Darwin Centre design

The CF Møller Architects design beat 59 other submissions from international architects for the client (Natural History Museum). Their winning project addressed the key challenges issued by the client to accommodate a highly protected and moderated interior environment, as well as being outwardly expressive and representative of the collection.

The structure also had to respect the existing architectural heritage of the adjacent Alfred Waterhouse Museum building, constructed in the 1870s, and the more contemporary first phase of the Darwin Centre, while also creating a symbolic link between the manmade and natural worlds.

Led by partner-in-charge Anna Maria Indrio, the design team came up with the idea of a cocoon-shaped structure that would at once provide protection for its contents, while drawing attention to the fascinating world of science through its form. Indrio describes the building’s form as reflective of evolution itself.


Structural engineers Arup collaborated with the architects in engineering the Darwin Centre cocoon, which is formed from a series of interconnecting geometrical shapes based on mathematical equations.

The curving structure is 65m long and 12m wide, and provides 16,000m² of floor space. The walls are made of woven mesh supported by reinforced steel rods with 30cm-thick sprayed concrete, and finished with ivory-coloured polished plaster. The cocoon is the largest curving sprayed concrete structure in Europe, reaching 28m high with a surface area of 3,500m². The structure used 30 steel columns of 28m height each.

"The £78m building houses 17 million entomological specimens and three million botanical specimens"

The cocoon itself is protected by an eight-storey glass atrium, which is open to the public. The atrium is filled with natural light, and overlooks the Waterlife Garden in the museum grounds. In designing the atrium the architects were careful to assess the sun paths that would penetrate the cocoon, using computational modelling to understand the effect of light on the internal conditions of the cocoon.

Inside, the cocoon is kept at a steady 17°C and 45% relative humidity, the optimum conditions to store collections. A single small window allows in a small amount of natural light.

The volume of the structure is such that it cannot be seen in its entirety from any one point in the atrium, emphasising its massive scale and giving visitors a sense of the quantity and importance of the collections inside. From a distance, the atrium appears as a transparent sheath, obscuring yet alluding to the mass that lies behind.

The atrium facade has a skeleton of full height single-span steel columns fitted with a ceramic frit double glazed curtain walling system. The atrium roof is made of triple-layered ETFE, while Portland limestone was used for the atrium floor.

Access to the cocoon is via a ground floor entrance, which leads visitors up an organised route through the collections and science workshops.

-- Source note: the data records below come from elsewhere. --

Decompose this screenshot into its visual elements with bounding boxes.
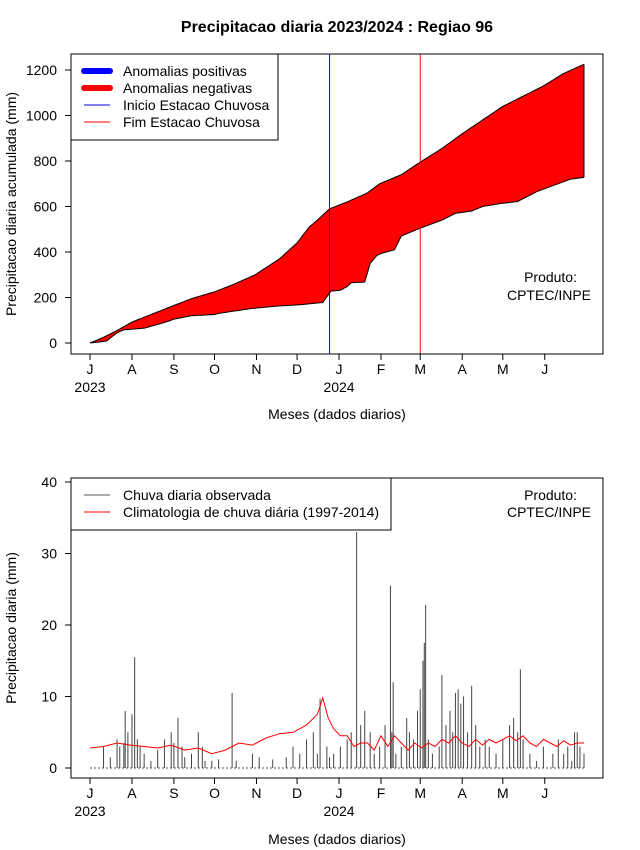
observed-cumulative-line (89, 176, 585, 344)
cumulative-y-axis: 0 200 400 600 800 1000 1200 (26, 62, 71, 351)
climatology-daily-line (89, 696, 584, 755)
cumulative-legend: Anomalias positivas Anomalias negativas … (70, 53, 279, 141)
y-tick-label: 400 (34, 244, 58, 260)
cumulative-x-axis: J A S O N D J F M A M J 2023 2024 (74, 354, 548, 395)
cumulative-produto-source: CPTEC/INPE (507, 287, 591, 303)
y-tick-label: 0 (49, 760, 57, 776)
x-tick-label: D (292, 361, 302, 377)
x-tick-label: M (497, 785, 509, 801)
cumulative-produto-label: Produto: (524, 269, 577, 285)
x-tick-label: M (414, 361, 426, 377)
x-year-label: 2023 (74, 803, 105, 819)
y-tick-label: 20 (41, 617, 57, 633)
x-tick-label: J (336, 785, 343, 801)
cumulative-y-axis-label: Precipitacao diaria acumulada (mm) (3, 92, 19, 316)
x-tick-label: F (377, 361, 386, 377)
x-tick-label: J (87, 785, 94, 801)
x-year-label: 2024 (323, 379, 354, 395)
daily-plot-area (89, 532, 585, 769)
daily-legend-box (70, 477, 392, 531)
y-tick-label: 40 (41, 474, 57, 490)
x-tick-label: M (497, 361, 509, 377)
x-tick-label: M (414, 785, 426, 801)
legend-climatologia-label: Climatologia de chuva diária (1997-2014) (123, 504, 379, 520)
cumulative-plot-area (89, 54, 585, 354)
cumulative-plot-frame (70, 53, 604, 355)
chart-daily: 0 10 20 30 40 J A S O N D J F M A M J 2023 2024 Precipita… (3, 474, 604, 847)
y-tick-label: 1200 (26, 62, 57, 78)
legend-inicio-estacao-label: Inicio Estacao Chuvosa (123, 97, 270, 113)
x-tick-label: A (127, 785, 137, 801)
legend-anomalias-negativas-label: Anomalias negativas (123, 80, 252, 96)
x-tick-label: A (458, 785, 468, 801)
x-year-label: 2023 (74, 379, 105, 395)
daily-y-axis-label: Precipitacao diaria (mm) (3, 552, 19, 704)
daily-x-axis-label: Meses (dados diarios) (268, 831, 406, 847)
x-tick-label: J (336, 361, 343, 377)
x-tick-label: O (209, 361, 220, 377)
x-tick-label: A (127, 361, 137, 377)
x-tick-label: F (377, 785, 386, 801)
chart-title: Precipitacao diaria 2023/2024 : Regiao 9… (181, 19, 493, 36)
negative-anomaly-area (90, 64, 584, 344)
y-tick-label: 600 (34, 199, 58, 215)
legend-chuva-observada-label: Chuva diaria observada (123, 487, 271, 503)
daily-produto-source: CPTEC/INPE (507, 504, 591, 520)
x-tick-label: J (87, 361, 94, 377)
x-tick-label: O (209, 785, 220, 801)
y-tick-label: 10 (41, 689, 57, 705)
daily-x-axis: J A S O N D J F M A M J 2023 2024 (74, 778, 548, 819)
legend-fim-estacao-label: Fim Estacao Chuvosa (123, 114, 260, 130)
cumulative-x-axis-label: Meses (dados diarios) (268, 406, 406, 422)
legend-anomalias-positivas-label: Anomalias positivas (123, 63, 247, 79)
x-tick-label: S (169, 361, 178, 377)
y-tick-label: 0 (49, 335, 57, 351)
x-tick-label: N (251, 361, 261, 377)
daily-produto-label: Produto: (524, 487, 577, 503)
chart-cumulative: Precipitacao diaria 2023/2024 : Regiao 9… (3, 19, 604, 422)
x-tick-label: D (292, 785, 302, 801)
y-tick-label: 800 (34, 153, 58, 169)
y-tick-label: 30 (41, 546, 57, 562)
climatology-cumulative-line (89, 63, 585, 344)
y-tick-label: 1000 (26, 108, 57, 124)
daily-y-axis: 0 10 20 30 40 (41, 474, 71, 776)
daily-legend: Chuva diaria observada Climatologia de c… (70, 477, 392, 531)
x-tick-label: S (169, 785, 178, 801)
x-tick-label: N (251, 785, 261, 801)
x-tick-label: J (541, 785, 548, 801)
x-tick-label: A (458, 361, 468, 377)
x-year-label: 2024 (323, 803, 354, 819)
y-tick-label: 200 (34, 290, 58, 306)
x-tick-label: J (541, 361, 548, 377)
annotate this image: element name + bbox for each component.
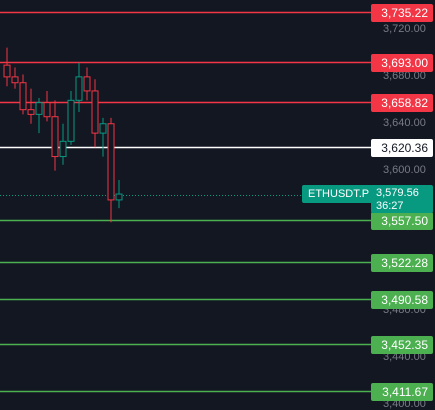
candle-body bbox=[27, 109, 35, 115]
level-tag-6[interactable]: 3,490.58 bbox=[371, 291, 433, 309]
level-tag-7[interactable]: 3,452.35 bbox=[371, 336, 433, 354]
candle-body bbox=[11, 76, 19, 84]
candle bbox=[43, 90, 51, 122]
candle-body bbox=[35, 102, 43, 115]
candle-countdown: 36:27 bbox=[376, 200, 404, 212]
level-tag-5[interactable]: 3,522.28 bbox=[371, 254, 433, 272]
candle bbox=[59, 123, 67, 165]
candle bbox=[11, 67, 19, 89]
candle bbox=[19, 74, 27, 115]
level-tag-1[interactable]: 3,693.00 bbox=[371, 54, 433, 72]
current-price-value: 3,579.56 bbox=[376, 187, 419, 199]
candle-body bbox=[67, 99, 75, 142]
candle bbox=[35, 97, 43, 134]
candle-body bbox=[115, 193, 123, 201]
candle bbox=[27, 88, 35, 124]
candle-body bbox=[75, 76, 83, 101]
candle-body bbox=[51, 116, 59, 158]
level-tag-8[interactable]: 3,411.67 bbox=[371, 383, 433, 401]
candle bbox=[75, 62, 83, 113]
candle-body bbox=[3, 64, 11, 78]
axis-tick-label: 3,720.00 bbox=[383, 23, 426, 35]
axis-tick-label: 3,400.00 bbox=[383, 398, 426, 410]
axis-tick-label: 3,600.00 bbox=[383, 163, 426, 176]
level-tag-2[interactable]: 3,658.82 bbox=[371, 94, 433, 112]
level-tag-3[interactable]: 3,620.36 bbox=[371, 139, 433, 157]
candle bbox=[91, 79, 99, 148]
candle bbox=[67, 90, 75, 145]
current-price-tag: 3,579.56 36:27 bbox=[371, 185, 433, 213]
candle-body bbox=[83, 76, 91, 92]
candle bbox=[3, 47, 11, 87]
candle-body bbox=[99, 123, 107, 134]
candle bbox=[83, 67, 91, 101]
candle-body bbox=[19, 82, 27, 111]
axis-tick-label: 3,440.00 bbox=[383, 351, 426, 364]
candle-body bbox=[43, 102, 51, 118]
candle bbox=[115, 180, 123, 209]
axis-tick-label: 3,680.00 bbox=[383, 69, 426, 82]
candle-body bbox=[107, 123, 115, 201]
axis-tick-label: 3,640.00 bbox=[383, 116, 426, 129]
candle bbox=[99, 117, 107, 157]
level-tag-4[interactable]: 3,557.50 bbox=[371, 212, 433, 230]
candle bbox=[51, 100, 59, 171]
symbol-label: ETHUSDT.P bbox=[302, 185, 376, 203]
candle-body bbox=[59, 140, 67, 158]
candle bbox=[107, 117, 115, 223]
level-tag-0[interactable]: 3,735.22 bbox=[371, 4, 433, 22]
candle-body bbox=[91, 90, 99, 134]
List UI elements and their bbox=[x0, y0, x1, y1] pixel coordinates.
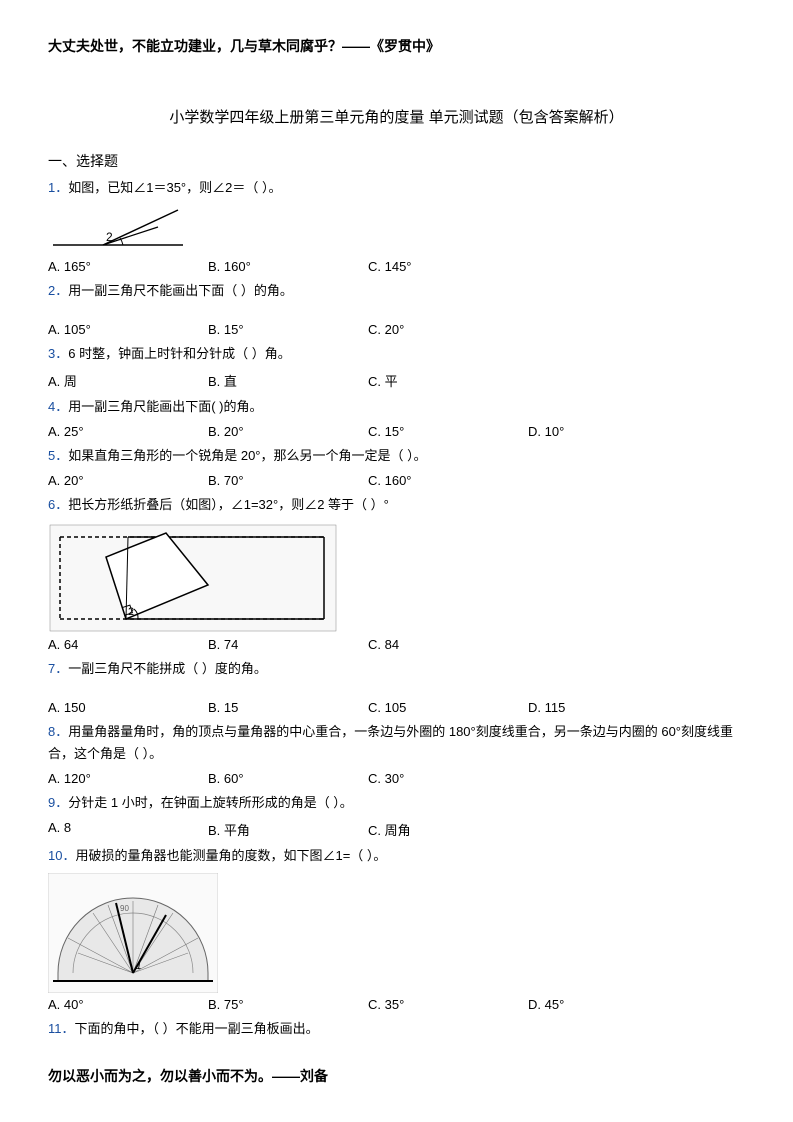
q3-opt-b: B. 直 bbox=[208, 371, 368, 390]
svg-text:90: 90 bbox=[120, 904, 129, 913]
question-4: 4．用一副三角尺能画出下面( )的角。 bbox=[48, 396, 745, 418]
q1-figure: 2 bbox=[48, 205, 745, 255]
q5-options: A. 20° B. 70° C. 160° bbox=[48, 473, 745, 488]
q7-text: 一副三角尺不能拼成（ ）度的角。 bbox=[68, 661, 267, 676]
q3-opt-c: C. 平 bbox=[368, 371, 528, 390]
q10-opt-c: C. 35° bbox=[368, 997, 528, 1012]
q8-number: 8． bbox=[48, 724, 68, 739]
q2-number: 2． bbox=[48, 283, 68, 298]
question-5: 5．如果直角三角形的一个锐角是 20°，那么另一个角一定是（ ）。 bbox=[48, 445, 745, 467]
q9-opt-b: B. 平角 bbox=[208, 820, 368, 839]
q8-text: 用量角器量角时，角的顶点与量角器的中心重合，一条边与外圈的 180°刻度线重合，… bbox=[48, 724, 733, 761]
q10-number: 10． bbox=[48, 848, 75, 863]
header-quote: 大丈夫处世，不能立功建业，几与草木同腐乎？——《罗贯中》 bbox=[48, 36, 745, 56]
q6-opt-a: A. 64 bbox=[48, 637, 208, 652]
q9-text: 分针走 1 小时，在钟面上旋转所形成的角是（ ）。 bbox=[68, 795, 353, 810]
q9-opt-a: A. 8 bbox=[48, 820, 208, 839]
q4-opt-c: C. 15° bbox=[368, 424, 528, 439]
q2-text: 用一副三角尺不能画出下面（ ）的角。 bbox=[68, 283, 293, 298]
q1-number: 1． bbox=[48, 180, 68, 195]
question-9: 9．分针走 1 小时，在钟面上旋转所形成的角是（ ）。 bbox=[48, 792, 745, 814]
q6-opt-c: C. 84 bbox=[368, 637, 528, 652]
q4-text: 用一副三角尺能画出下面( )的角。 bbox=[68, 399, 262, 414]
q4-opt-a: A. 25° bbox=[48, 424, 208, 439]
q6-figure: 2 bbox=[48, 523, 745, 633]
q10-opt-b: B. 75° bbox=[208, 997, 368, 1012]
section-heading: 一、选择题 bbox=[48, 151, 745, 171]
q7-options: A. 150 B. 15 C. 105 D. 115 bbox=[48, 700, 745, 715]
q1-opt-c: C. 145° bbox=[368, 259, 528, 274]
question-3: 3．6 时整，钟面上时针和分针成（ ）角。 bbox=[48, 343, 745, 365]
footer-quote: 勿以恶小而为之，勿以善小而不为。——刘备 bbox=[48, 1066, 328, 1086]
question-11: 11．下面的角中，（ ）不能用一副三角板画出。 bbox=[48, 1018, 745, 1040]
q7-opt-c: C. 105 bbox=[368, 700, 528, 715]
svg-text:1: 1 bbox=[136, 961, 142, 972]
q8-opt-c: C. 30° bbox=[368, 771, 528, 786]
q6-opt-b: B. 74 bbox=[208, 637, 368, 652]
q2-opt-c: C. 20° bbox=[368, 322, 528, 337]
q4-opt-b: B. 20° bbox=[208, 424, 368, 439]
q9-options: A. 8 B. 平角 C. 周角 bbox=[48, 820, 745, 839]
q10-opt-d: D. 45° bbox=[528, 997, 688, 1012]
q9-opt-c: C. 周角 bbox=[368, 820, 528, 839]
q7-opt-d: D. 115 bbox=[528, 700, 688, 715]
q7-opt-a: A. 150 bbox=[48, 700, 208, 715]
q10-options: A. 40° B. 75° C. 35° D. 45° bbox=[48, 997, 745, 1012]
q2-options: A. 105° B. 15° C. 20° bbox=[48, 322, 745, 337]
q8-options: A. 120° B. 60° C. 30° bbox=[48, 771, 745, 786]
q1-opt-b: B. 160° bbox=[208, 259, 368, 274]
q11-text: 下面的角中，（ ）不能用一副三角板画出。 bbox=[75, 1021, 319, 1036]
q4-number: 4． bbox=[48, 399, 68, 414]
svg-text:2: 2 bbox=[106, 230, 113, 244]
q8-opt-a: A. 120° bbox=[48, 771, 208, 786]
page-title: 小学数学四年级上册第三单元角的度量 单元测试题（包含答案解析） bbox=[48, 106, 745, 127]
question-10: 10．用破损的量角器也能测量角的度数，如下图∠1=（ ）。 bbox=[48, 845, 745, 867]
q3-opt-a: A. 周 bbox=[48, 371, 208, 390]
q3-options: A. 周 B. 直 C. 平 bbox=[48, 371, 745, 390]
q10-opt-a: A. 40° bbox=[48, 997, 208, 1012]
q5-opt-b: B. 70° bbox=[208, 473, 368, 488]
q1-opt-a: A. 165° bbox=[48, 259, 208, 274]
q5-text: 如果直角三角形的一个锐角是 20°，那么另一个角一定是（ ）。 bbox=[68, 448, 426, 463]
q10-figure: 1 90 bbox=[48, 873, 745, 993]
question-1: 1．如图，已知∠1＝35°，则∠2＝（ ）。 bbox=[48, 177, 745, 199]
question-6: 6．把长方形纸折叠后（如图），∠1=32°，则∠2 等于（ ）° bbox=[48, 494, 745, 516]
q2-opt-b: B. 15° bbox=[208, 322, 368, 337]
q3-number: 3． bbox=[48, 346, 68, 361]
q4-options: A. 25° B. 20° C. 15° D. 10° bbox=[48, 424, 745, 439]
q1-text: 如图，已知∠1＝35°，则∠2＝（ ）。 bbox=[68, 180, 281, 195]
q2-opt-a: A. 105° bbox=[48, 322, 208, 337]
q4-opt-d: D. 10° bbox=[528, 424, 688, 439]
question-2: 2．用一副三角尺不能画出下面（ ）的角。 bbox=[48, 280, 745, 302]
q6-options: A. 64 B. 74 C. 84 bbox=[48, 637, 745, 652]
q5-opt-a: A. 20° bbox=[48, 473, 208, 488]
q9-number: 9． bbox=[48, 795, 68, 810]
q10-text: 用破损的量角器也能测量角的度数，如下图∠1=（ ）。 bbox=[75, 848, 386, 863]
q5-number: 5． bbox=[48, 448, 68, 463]
q6-text: 把长方形纸折叠后（如图），∠1=32°，则∠2 等于（ ）° bbox=[68, 497, 389, 512]
q5-opt-c: C. 160° bbox=[368, 473, 528, 488]
q6-number: 6． bbox=[48, 497, 68, 512]
q11-number: 11． bbox=[48, 1021, 75, 1036]
question-7: 7．一副三角尺不能拼成（ ）度的角。 bbox=[48, 658, 745, 680]
question-8: 8．用量角器量角时，角的顶点与量角器的中心重合，一条边与外圈的 180°刻度线重… bbox=[48, 721, 745, 765]
q7-number: 7． bbox=[48, 661, 68, 676]
q1-options: A. 165° B. 160° C. 145° bbox=[48, 259, 745, 274]
q7-opt-b: B. 15 bbox=[208, 700, 368, 715]
q8-opt-b: B. 60° bbox=[208, 771, 368, 786]
q3-text: 6 时整，钟面上时针和分针成（ ）角。 bbox=[68, 346, 290, 361]
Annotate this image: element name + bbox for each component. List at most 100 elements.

Bam construction was responsible for construction and hired McGee Group for providing civil engineering and construction services.
Sutton Vane Associates provided lighting in various areas of the atrium, including an 85m line of LEDs at the base of the cocoon.

Fulcrum Consulting and Turner & Townsend worked with Arup as consultants of the project. Stone Cladding International provided Portland Jordans Whitbed limestone cladding for the stairs. Euroflo Group provided the heating, ventilation, and air-conditioning (HVAC) solution for the building.

A contract worth more than £1m ($1.6m) was awarded to Thyssenkrupp for providing elevators for the building project.